Kip Thorne se souvient que Hawking l'avait appelé pour lui demander si LIGO serait en mesure de tester son théorème immédiatement après avoir appris la détection des ondes gravitationnelles en 2015. Mais Hawking est décédé en 2018 et n'a malheureusement pas vécu assez longtemps pour voir sa théorie vérifiée par l'observation. « Si Hawking était encore en vie, il se serait réjoui de voir la surface des trous noirs fusionnés augmenter », déclare Thorne.

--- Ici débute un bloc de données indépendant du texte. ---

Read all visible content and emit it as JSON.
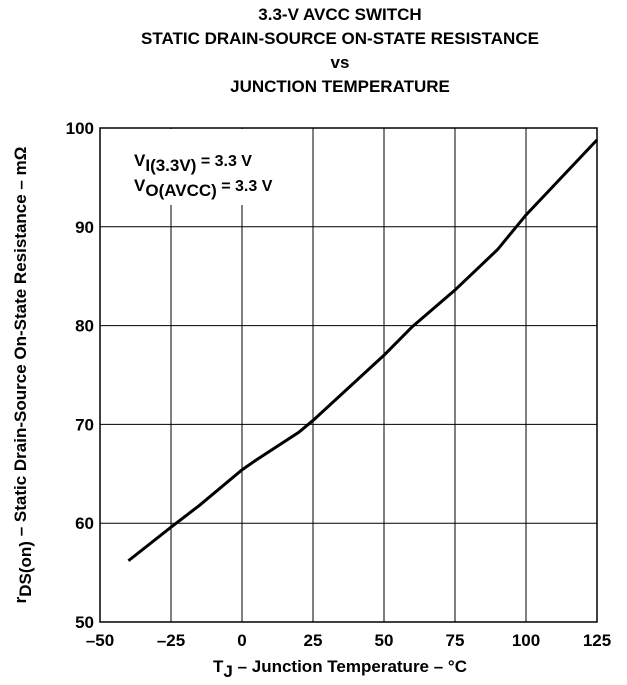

La partie la plus délicate de ce type d'analyse consiste à déterminer la surface finale du trou noir fusionné. Les surfaces des trous noirs avant la fusion peuvent être plus facilement déterminées lorsque les deux trous noirs tournent en spirale l'un autour de l'autre, perturbant l'espace-temps et produisant les ondes gravitationnelles détectées sur Terre. Mais, après la fusion des trous noirs, le signal n'est plus aussi clair. Au cours de cette phase de stabilisation (phase dite de ringdown), le trou noir final vibre et cette vibration s’atténue peu à peu, comme une cloche que l’on vient de frapper.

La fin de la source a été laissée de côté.